Title: Examining Factors That Facilitate Young Children’s Social Connections: An Experimental Approach
Legend: (a) Pairs of 5- to 11-year-olds were randomly assigned to meet for the first time over Zoom. Initial encounters were accompanied by no adult support (Baseline condition), adult support that scaffolded children’s passive participation (Passive Experimental condition), or adult support that scaffolded children’s active participation (Active Experimental condition). Half of the pairs were composed of same-gender children and the other half were composed of different-gender children. (The image uses stock photos, not faces of real participants.) (b) Adult coders rated pairs’ social connection during a later free interaction period. Pairs in the experimental conditions were more connected than those in the Baseline condition. Same-gender pairs were more connected than different-gender pairs in the Baseline and Passive Experimental conditions but not in the Active Experimental condition.

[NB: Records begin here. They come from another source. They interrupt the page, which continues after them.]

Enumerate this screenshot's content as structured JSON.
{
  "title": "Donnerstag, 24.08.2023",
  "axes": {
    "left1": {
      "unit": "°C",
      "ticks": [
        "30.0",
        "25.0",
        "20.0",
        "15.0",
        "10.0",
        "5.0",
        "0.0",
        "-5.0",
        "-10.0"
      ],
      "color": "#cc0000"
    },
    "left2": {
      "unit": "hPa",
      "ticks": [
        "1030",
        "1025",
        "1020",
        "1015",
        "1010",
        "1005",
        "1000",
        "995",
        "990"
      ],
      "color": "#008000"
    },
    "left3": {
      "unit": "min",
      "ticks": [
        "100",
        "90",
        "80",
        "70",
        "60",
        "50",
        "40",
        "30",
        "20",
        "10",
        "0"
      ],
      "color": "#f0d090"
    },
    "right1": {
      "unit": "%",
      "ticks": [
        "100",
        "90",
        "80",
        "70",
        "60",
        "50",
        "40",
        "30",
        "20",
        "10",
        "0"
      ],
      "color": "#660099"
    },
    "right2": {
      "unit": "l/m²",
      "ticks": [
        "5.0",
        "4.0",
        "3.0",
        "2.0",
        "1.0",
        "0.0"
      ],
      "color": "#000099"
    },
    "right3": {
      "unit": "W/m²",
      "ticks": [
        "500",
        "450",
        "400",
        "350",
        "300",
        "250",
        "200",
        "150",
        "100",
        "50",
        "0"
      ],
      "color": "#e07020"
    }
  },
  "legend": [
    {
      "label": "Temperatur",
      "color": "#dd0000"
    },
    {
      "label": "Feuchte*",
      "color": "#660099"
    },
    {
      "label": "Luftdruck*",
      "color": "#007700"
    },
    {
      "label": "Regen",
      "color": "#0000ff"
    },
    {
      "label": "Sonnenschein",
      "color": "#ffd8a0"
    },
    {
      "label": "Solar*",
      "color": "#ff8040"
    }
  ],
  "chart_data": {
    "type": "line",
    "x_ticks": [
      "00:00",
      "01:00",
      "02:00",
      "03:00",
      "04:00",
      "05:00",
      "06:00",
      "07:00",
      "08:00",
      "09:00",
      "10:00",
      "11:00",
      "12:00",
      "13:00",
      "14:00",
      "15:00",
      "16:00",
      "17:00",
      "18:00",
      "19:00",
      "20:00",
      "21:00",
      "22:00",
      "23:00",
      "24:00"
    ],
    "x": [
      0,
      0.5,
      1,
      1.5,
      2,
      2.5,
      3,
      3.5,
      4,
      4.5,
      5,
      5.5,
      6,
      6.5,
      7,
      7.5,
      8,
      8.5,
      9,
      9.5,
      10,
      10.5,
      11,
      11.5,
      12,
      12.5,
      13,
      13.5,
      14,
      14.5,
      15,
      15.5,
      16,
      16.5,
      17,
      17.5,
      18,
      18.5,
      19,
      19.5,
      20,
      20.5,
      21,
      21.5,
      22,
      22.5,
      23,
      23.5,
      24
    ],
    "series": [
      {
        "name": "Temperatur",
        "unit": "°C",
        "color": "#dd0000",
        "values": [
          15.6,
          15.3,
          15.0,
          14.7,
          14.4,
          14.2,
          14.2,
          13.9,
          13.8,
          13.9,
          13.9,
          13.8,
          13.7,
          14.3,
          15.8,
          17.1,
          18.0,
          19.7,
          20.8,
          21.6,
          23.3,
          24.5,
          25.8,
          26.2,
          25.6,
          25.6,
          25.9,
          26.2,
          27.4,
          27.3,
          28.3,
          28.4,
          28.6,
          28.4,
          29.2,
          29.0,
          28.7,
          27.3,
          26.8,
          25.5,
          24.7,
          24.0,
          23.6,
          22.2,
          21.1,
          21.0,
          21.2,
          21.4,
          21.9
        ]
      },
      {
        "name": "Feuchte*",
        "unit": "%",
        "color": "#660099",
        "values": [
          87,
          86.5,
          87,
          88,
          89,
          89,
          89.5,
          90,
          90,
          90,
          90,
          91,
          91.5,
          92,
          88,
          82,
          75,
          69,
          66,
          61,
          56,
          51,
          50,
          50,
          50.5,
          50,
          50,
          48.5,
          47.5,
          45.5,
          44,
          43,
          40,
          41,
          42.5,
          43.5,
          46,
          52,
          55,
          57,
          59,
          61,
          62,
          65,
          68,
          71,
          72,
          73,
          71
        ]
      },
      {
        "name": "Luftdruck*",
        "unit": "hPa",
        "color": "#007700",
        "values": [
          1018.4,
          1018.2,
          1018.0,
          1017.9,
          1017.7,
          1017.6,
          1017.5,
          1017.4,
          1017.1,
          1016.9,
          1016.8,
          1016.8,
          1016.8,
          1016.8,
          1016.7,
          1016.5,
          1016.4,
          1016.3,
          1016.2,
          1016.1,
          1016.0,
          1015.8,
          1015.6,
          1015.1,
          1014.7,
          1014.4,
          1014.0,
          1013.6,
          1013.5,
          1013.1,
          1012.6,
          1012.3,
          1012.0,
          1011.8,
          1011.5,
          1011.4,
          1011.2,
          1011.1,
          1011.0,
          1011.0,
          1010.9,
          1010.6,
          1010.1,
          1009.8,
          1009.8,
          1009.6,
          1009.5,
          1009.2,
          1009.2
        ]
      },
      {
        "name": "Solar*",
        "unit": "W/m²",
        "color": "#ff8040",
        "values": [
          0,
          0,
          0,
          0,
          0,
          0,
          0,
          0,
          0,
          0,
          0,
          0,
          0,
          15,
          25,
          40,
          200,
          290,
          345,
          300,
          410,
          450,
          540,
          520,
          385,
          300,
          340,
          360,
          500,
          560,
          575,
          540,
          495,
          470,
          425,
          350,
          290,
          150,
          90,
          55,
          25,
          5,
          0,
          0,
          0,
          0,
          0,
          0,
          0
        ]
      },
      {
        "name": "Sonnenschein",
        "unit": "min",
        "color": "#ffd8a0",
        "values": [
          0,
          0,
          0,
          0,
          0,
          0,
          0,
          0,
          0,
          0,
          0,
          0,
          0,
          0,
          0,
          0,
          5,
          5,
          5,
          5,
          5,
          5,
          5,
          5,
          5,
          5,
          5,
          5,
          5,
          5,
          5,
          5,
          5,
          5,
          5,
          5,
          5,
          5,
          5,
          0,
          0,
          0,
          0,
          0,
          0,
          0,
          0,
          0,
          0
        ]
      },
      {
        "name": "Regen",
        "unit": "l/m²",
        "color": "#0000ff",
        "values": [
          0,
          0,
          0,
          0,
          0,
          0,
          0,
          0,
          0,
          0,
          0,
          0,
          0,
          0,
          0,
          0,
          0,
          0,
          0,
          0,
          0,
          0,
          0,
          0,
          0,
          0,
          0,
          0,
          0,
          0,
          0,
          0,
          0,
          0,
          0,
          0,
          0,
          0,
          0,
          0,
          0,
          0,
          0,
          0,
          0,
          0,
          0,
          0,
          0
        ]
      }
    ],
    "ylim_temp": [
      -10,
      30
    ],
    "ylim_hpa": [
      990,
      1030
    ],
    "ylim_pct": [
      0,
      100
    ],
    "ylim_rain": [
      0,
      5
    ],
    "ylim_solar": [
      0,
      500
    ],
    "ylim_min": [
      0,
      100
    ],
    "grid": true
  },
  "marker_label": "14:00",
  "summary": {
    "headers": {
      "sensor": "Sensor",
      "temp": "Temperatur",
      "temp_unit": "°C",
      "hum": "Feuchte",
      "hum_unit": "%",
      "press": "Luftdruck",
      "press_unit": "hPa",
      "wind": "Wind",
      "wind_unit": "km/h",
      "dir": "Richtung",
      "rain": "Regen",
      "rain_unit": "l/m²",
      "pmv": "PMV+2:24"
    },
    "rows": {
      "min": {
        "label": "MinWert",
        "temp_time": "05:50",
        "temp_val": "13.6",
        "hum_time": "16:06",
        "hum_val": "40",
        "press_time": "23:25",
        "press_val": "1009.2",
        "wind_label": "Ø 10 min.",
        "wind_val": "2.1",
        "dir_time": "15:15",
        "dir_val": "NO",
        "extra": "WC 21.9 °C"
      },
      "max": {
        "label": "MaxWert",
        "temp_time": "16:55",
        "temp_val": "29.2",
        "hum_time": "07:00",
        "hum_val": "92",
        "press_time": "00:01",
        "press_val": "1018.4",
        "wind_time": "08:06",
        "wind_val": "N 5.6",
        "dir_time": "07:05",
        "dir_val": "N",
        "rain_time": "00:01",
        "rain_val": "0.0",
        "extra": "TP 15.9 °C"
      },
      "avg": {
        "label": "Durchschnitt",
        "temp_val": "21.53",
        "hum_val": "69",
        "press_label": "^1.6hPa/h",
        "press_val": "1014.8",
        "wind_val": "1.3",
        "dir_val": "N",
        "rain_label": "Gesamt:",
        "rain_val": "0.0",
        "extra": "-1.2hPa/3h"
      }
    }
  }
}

Citation: King, R. A., Fukuda, E., Shutts, K., & Kinzler, K. D. (2025). Examining factors that facilitate young children’s social connections: An experimental approach. Developmental psychology, 10.1037/dev0002003. Advance online publication. https://doi.org/10.1037/dev0002003
Abstract: Disciplines across the social and behavioral sciences have documented the critical role of early peer connections in children’s development, yet mechanisms facilitating these connections have not been tested in controlled laboratory settings. The present experiment manipulated the context in which unacquainted pairs of children interacted for the first time. We randomly assigned 288 5- to 11-year-old U.S. children (girls: n = 142, boys: n = 145, nonbinary: n = 1; American Indian or Alaska Native: n = 2, Asian or Asian American: n = 24, Black or African American: n = 8, Hispanic or Latino: n = 17, White or Caucasian: n = 200, Multiracial: n = 33, other: n = 2, not provided: n = 2) to interact in pairs with a same- or different-gender partner who matched their age. Randomly assigned peer interactions occurred in one of three conditions: interaction without support (baseline condition) or interaction preceded by adult support that scaffolded children’s active (active experimental condition) or passive (passive experimental condition) participation in a self-disclosure activity. Adult coders rated children’s connections during the interaction, and children later rated their feelings about their partner. Results revealed that the experimental conditions facilitated children’s connections relative to baseline and eliminated gender ingroup favoritism in children’s connections; the active experimental condition was particularly effective relative to the passive experimental condition. With its focus on testing mechanisms of connection, this research introduces a new experimental approach that is capable of informing theories and practices surrounding the formation of young children’s peer connections. (PsycInfo Database Record (c) 2025 APA, all rights reserved).

Investigator: Kristin Shutts, PhD
About the Lab: The Shutts’ lab interests lie in the origins of object cognition and social cognition. It has a long-standing interest in how infants and children perceive and categorize objects, as well as a more recent, and now primary, interest in how infants and children apprehend their social world. They are particularly interested in the development of social categories and preferences in infancy and early childhood. When do children come to see themselves and others as belonging to different social categories (e.g., gender, ethnicity, social class), which distinctions matter most to children, and how does this change over development and a result of immersion in a particular culture? What mechanisms support the development of social categories and preferences, and what are the cognitive and affective consequences of children’s earliest social category formation?